Queridos Hermanos en el episcopado, queridos presbíteros, diáconos, consagrados y consagradas, catequistas, agentes de pastoral y todos los que os dedicáis a la educación de las nuevas generaciones, os exhorto con viva solicitud a prestar atención a todos los que en las comunidades parroquiales, las asociaciones y los movimientos advierten la manifestación de los signos de una llamada al sacerdocio o a una especial consagración. Es importante que se creen en la Iglesia las condiciones favorables para que puedan aflorar tantos “sí”, en respuesta generosa a la llamada del amor de Dios.

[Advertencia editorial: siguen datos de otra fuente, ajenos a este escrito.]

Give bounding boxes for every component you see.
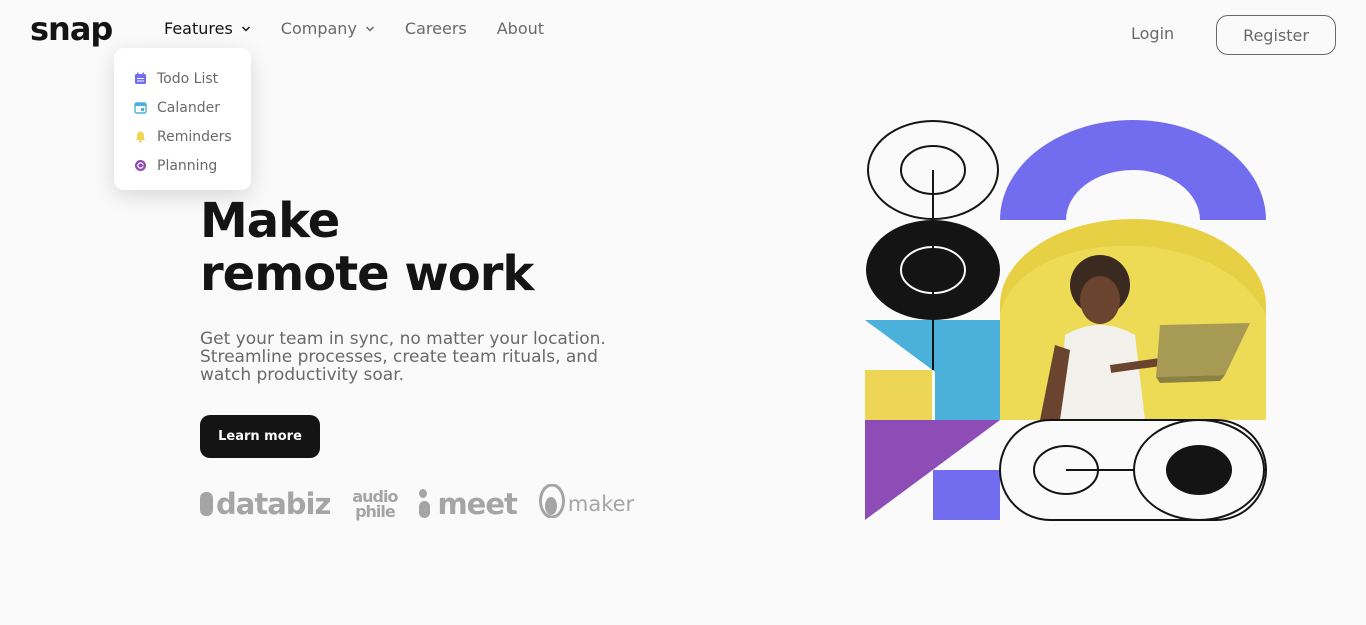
meet-logo-text: meet bbox=[437, 486, 517, 521]
bell-icon bbox=[134, 130, 147, 143]
nav-item-label: Features bbox=[164, 19, 233, 38]
menu-item-calendar[interactable]: Calander bbox=[134, 93, 251, 122]
maker-logo-text: maker bbox=[567, 491, 635, 516]
databiz-logo: databiz bbox=[200, 486, 331, 521]
nav-item-features[interactable]: Features bbox=[164, 19, 251, 38]
menu-item-label: Planning bbox=[157, 157, 218, 174]
hero-description: Get your team in sync, no matter your lo… bbox=[200, 329, 606, 385]
menu-item-label: Reminders bbox=[157, 128, 232, 145]
meet-mark-icon bbox=[419, 489, 431, 518]
main-nav: Features Company Careers About bbox=[164, 19, 574, 38]
menu-item-todo-list[interactable]: Todo List bbox=[134, 64, 251, 93]
todo-list-icon bbox=[134, 72, 147, 85]
audiophile-logo-line-2: phile bbox=[355, 501, 396, 521]
maker-mark-icon bbox=[538, 483, 565, 523]
pill-switch-shape bbox=[999, 419, 1267, 521]
menu-item-label: Calander bbox=[157, 99, 220, 116]
menu-item-planning[interactable]: Planning bbox=[134, 151, 251, 180]
menu-item-reminders[interactable]: Reminders bbox=[134, 122, 251, 151]
hero-illustration bbox=[865, 120, 1267, 521]
features-dropdown-menu: Todo List Calander Reminders Planning bbox=[114, 48, 251, 190]
nav-item-careers[interactable]: Careers bbox=[405, 19, 467, 38]
meet-logo: meet bbox=[419, 486, 518, 521]
nav-item-company[interactable]: Company bbox=[281, 19, 375, 38]
calendar-icon bbox=[134, 101, 147, 114]
site-logo[interactable]: snap bbox=[30, 10, 113, 48]
client-logos: databiz audio phile meet maker bbox=[200, 483, 656, 523]
blue-square-shape bbox=[933, 470, 1000, 520]
nav-item-about[interactable]: About bbox=[497, 19, 544, 38]
person-photo-image bbox=[1000, 219, 1266, 420]
planning-icon bbox=[134, 159, 147, 172]
hero-title: Make remote work bbox=[200, 193, 534, 302]
hero-title-line-1: Make bbox=[200, 193, 340, 249]
chevron-down-icon bbox=[241, 24, 251, 34]
menu-item-label: Todo List bbox=[157, 70, 219, 87]
nav-item-label: Company bbox=[280, 19, 357, 38]
register-button[interactable]: Register bbox=[1216, 15, 1336, 55]
databiz-mark-icon bbox=[200, 491, 213, 516]
chevron-down-icon bbox=[365, 24, 375, 34]
login-link[interactable]: Login bbox=[1131, 24, 1174, 43]
nav-item-label: About bbox=[496, 19, 545, 38]
purple-arch-shape bbox=[1000, 120, 1266, 220]
maker-logo: maker bbox=[538, 483, 635, 523]
nav-item-label: Careers bbox=[404, 19, 467, 38]
learn-more-button[interactable]: Learn more bbox=[200, 415, 320, 458]
hero-title-line-2: remote work bbox=[200, 246, 534, 302]
yellow-square-shape bbox=[865, 370, 932, 420]
databiz-logo-text: databiz bbox=[216, 486, 331, 521]
audiophile-logo: audio phile bbox=[352, 488, 398, 521]
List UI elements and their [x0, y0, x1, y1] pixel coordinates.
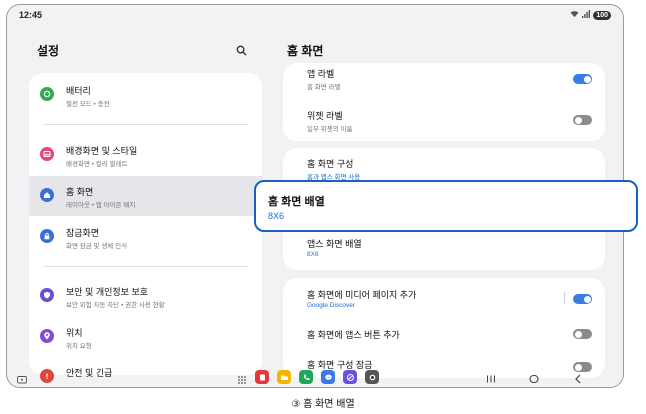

Será tarea de la pastoral vocacional ofrecer puntos de orientación para un camino fructífero. Un elemento central debe ser el amor a la Palabra de Dios, a través de una creciente familiaridad con la Sagrada Escritura y una oración personal y comunitaria atenta y constante, para ser capaces de sentir la llamada divina en medio de tantas voces que llenan la vida diaria. Pero, sobre todo, que la Eucaristía sea el “centro vital” de todo camino vocacional: es aquí donde el amor de Dios nos toca en el sacrificio de Cristo, expresión perfecta del amor, y es aquí donde aprendemos una y otra vez a vivir la “gran medida” del amor de Dios. Palabra, oración y Eucaristía son el tesoro precioso para comprender la belleza de una vida totalmente gastada por el Reino.

Deseo que las Iglesias locales, en todos sus estamentos, sean un “lugar” de discernimiento atento y de profunda verificación vocacional, ofreciendo a los jóvenes un sabio y vigoroso acompañamiento espiritual. De esta manera, la comunidad cristiana se convierte ella misma en manifestación de la caridad de Dios que custodia en sí toda llamada. Esa dinámica, que responde a las instancias del mandamiento nuevo de Jesús, se puede llevar a cabo de manera elocuente y singular en las familias cristianas, cuyo amor es expresión del amor de Cristo que se entregó a sí mismo por su Iglesia (cf. Ef 5, 32). En las familias, “comunidad de vida y de amor” (Gaudium et spes, 48), las nuevas generaciones pueden tener una admirable experiencia de este amor oblativo. Ellas, efectivamente, no sólo son el lugar privilegiado de la formación humana y cristiana, sino que pueden convertirse en “el primer y mejor seminario de la vocación a la vida de consagración al Reino de Dios” (Exhort. Ap. Familiaris consortio, 53), haciendo descubrir, precisamente en el seno del hogar, la belleza e importancia del sacerdocio y de la vida consagrada. Los pastores y todos los fieles laicos han de colaborar siempre para que en la Iglesia se multipliquen esas “casas y escuelas de comunión” siguiendo el modelo de la Sagrada Familia de Nazaret, reflejo armonioso en la tierra de la vida de la Santísima Trinidad.

Con estos deseos, imparto de corazón la Bendición Apostólica a vosotros, Venerables Hermanos en el episcopado, a los sacerdotes, a los diáconos, a los religiosos, a las religiosas y a todos los fieles laicos, en particular a los jóvenes que con corazón dócil se ponen a la escucha de la voz de Dios, dispuestos a acogerla con adhesión generosa y fiel.